A handful of restaurants and storefronts huddle around the square, having successfully endured the challenge of a monster mall that opened across town a decade ago. Most prominent among the square's commercial buildings is Neilson's department store (pronounce it Nelson's , and while you're at it, stress the fay in Lafayette County), which has been in business since 1839 and claims to be the oldest store in the South. Wiley's Shoe Shop, the Parks Barber Shop and Smitty's restaurant stand nearby, along with a handful of upscale clothing shops and a few law offices. A block down the hill on South 14th Street stands the Hoka, a raffish theater, cafe and student hangout that screens highbrow movies in a space that was once a cotton warehouse.

Some Oxonians see creeping boutiquism on the square, and note the departure of Sneed's Hardware in 1987. But as long as a $3 shoeshine, a $5 haircut and a $2.50 bowl of collard greens and hog jowls can be had in the neighborhood, it's hard for a stranger to take the threat too seriously.

The crime rate isn't likely to intimidate city people, either. In all of 1992, the FBIfound in its most recent national crime survey, Oxford reported one murder, four forcible rapes, seven robberies and 17 stolen cars.

Oxford's City Hall stands at the square, too, its red-brick walls positioned to bask in the afternoon sun. A few blocks beyond it, in St. Peter's Cemetery, lies the grave of Faulkner, who passed most of his life here, perplexing his neighbors with odd and aloof behavior, recasting them as characters in more than a dozen novels set in fictional Yoknapatawpha County. He died in 1962.

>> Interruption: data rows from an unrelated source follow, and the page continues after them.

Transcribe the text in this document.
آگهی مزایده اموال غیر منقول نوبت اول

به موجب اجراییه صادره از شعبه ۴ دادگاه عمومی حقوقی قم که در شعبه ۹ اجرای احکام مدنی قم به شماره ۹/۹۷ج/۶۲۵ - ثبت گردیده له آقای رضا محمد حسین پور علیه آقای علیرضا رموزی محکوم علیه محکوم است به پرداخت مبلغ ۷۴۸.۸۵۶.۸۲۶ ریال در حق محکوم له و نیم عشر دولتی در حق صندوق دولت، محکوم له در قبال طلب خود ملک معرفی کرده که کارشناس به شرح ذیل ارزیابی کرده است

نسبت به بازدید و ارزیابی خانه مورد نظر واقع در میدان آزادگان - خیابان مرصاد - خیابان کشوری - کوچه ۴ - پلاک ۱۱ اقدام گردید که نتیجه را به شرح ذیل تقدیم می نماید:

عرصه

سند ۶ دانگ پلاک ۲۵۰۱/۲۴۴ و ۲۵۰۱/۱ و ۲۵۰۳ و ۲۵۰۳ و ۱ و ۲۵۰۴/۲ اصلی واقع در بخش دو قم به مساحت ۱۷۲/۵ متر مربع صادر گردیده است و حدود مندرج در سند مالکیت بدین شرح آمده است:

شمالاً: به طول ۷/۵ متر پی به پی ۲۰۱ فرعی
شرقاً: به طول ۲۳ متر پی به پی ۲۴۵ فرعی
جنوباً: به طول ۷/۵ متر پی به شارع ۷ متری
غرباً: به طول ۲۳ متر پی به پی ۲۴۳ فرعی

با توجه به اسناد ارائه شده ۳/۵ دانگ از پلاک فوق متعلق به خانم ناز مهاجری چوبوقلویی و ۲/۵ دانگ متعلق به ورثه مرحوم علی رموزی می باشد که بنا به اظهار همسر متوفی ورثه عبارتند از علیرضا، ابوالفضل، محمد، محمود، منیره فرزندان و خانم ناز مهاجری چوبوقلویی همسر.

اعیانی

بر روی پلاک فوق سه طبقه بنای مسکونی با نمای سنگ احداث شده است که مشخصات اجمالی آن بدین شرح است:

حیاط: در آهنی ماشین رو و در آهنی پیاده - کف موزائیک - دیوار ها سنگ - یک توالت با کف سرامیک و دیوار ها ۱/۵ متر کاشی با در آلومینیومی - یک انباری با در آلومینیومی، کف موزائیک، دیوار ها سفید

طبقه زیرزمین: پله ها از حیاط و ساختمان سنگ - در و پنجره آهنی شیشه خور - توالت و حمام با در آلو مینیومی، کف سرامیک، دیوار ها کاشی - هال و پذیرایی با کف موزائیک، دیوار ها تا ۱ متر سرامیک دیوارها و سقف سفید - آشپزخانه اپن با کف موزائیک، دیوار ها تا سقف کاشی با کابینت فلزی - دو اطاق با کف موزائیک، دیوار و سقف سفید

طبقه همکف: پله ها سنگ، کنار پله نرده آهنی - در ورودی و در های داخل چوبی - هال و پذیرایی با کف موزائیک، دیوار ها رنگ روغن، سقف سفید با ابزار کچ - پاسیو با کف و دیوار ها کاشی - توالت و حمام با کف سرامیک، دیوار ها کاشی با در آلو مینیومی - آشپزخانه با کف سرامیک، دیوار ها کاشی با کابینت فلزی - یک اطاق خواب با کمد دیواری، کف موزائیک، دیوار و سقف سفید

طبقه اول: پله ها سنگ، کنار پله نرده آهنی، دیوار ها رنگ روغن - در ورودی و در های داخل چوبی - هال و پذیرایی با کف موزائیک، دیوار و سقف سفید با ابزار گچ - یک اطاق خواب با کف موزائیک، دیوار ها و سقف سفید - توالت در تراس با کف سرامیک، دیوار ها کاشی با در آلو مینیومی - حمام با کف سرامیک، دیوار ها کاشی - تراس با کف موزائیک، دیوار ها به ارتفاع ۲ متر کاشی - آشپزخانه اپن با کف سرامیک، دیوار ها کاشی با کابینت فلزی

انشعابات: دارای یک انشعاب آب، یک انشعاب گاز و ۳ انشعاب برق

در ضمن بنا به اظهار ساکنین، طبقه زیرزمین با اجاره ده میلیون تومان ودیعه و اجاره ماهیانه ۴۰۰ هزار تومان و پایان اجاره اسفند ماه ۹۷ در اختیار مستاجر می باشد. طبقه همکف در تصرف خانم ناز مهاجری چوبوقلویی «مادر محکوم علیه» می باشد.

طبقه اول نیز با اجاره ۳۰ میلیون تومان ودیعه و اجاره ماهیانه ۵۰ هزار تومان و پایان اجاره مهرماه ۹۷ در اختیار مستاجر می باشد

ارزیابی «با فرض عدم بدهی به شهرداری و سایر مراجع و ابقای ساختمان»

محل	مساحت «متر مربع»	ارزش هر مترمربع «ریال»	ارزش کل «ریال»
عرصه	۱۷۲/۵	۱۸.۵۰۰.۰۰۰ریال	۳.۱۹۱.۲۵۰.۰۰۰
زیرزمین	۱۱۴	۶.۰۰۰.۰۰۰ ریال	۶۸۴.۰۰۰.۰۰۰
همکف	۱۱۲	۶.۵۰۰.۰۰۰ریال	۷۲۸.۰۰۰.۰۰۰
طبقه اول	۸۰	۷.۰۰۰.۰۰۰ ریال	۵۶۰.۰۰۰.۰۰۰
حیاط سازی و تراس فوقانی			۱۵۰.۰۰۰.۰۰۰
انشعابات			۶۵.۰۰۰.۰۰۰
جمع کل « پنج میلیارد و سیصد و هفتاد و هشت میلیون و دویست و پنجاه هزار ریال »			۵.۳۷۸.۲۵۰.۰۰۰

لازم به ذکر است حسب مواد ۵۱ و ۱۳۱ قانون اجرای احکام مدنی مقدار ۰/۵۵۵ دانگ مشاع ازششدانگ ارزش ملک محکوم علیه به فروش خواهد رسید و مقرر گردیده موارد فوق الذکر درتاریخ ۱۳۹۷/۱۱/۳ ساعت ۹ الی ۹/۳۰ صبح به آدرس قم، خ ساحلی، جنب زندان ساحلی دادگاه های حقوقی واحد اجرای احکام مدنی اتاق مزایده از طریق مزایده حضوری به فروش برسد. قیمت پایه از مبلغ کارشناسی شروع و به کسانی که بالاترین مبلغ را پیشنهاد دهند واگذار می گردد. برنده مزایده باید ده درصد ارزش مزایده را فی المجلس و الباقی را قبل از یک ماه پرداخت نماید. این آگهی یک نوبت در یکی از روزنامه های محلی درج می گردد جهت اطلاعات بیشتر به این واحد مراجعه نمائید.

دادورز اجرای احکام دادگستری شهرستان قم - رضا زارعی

Oxford, however, remains alive with memorable characters, and since the town is so small and unhurried, a curious stranger is likely to meet several of them, then probably cross paths again before another day has passed. Look up from your Bubba Burger at the Beacon diner, and there in a neighboring booth sits your innkeeper. One day, I sat in Marie's Lebanese Cafe, reading in the Oxford American magazine about a noted journalism professor at the university, Dr. Samir A. Hosni, and waiting to order lunch. Then my waiter arrived--the good Doctor Hosni himself, husband of Marie and helper in the dining room.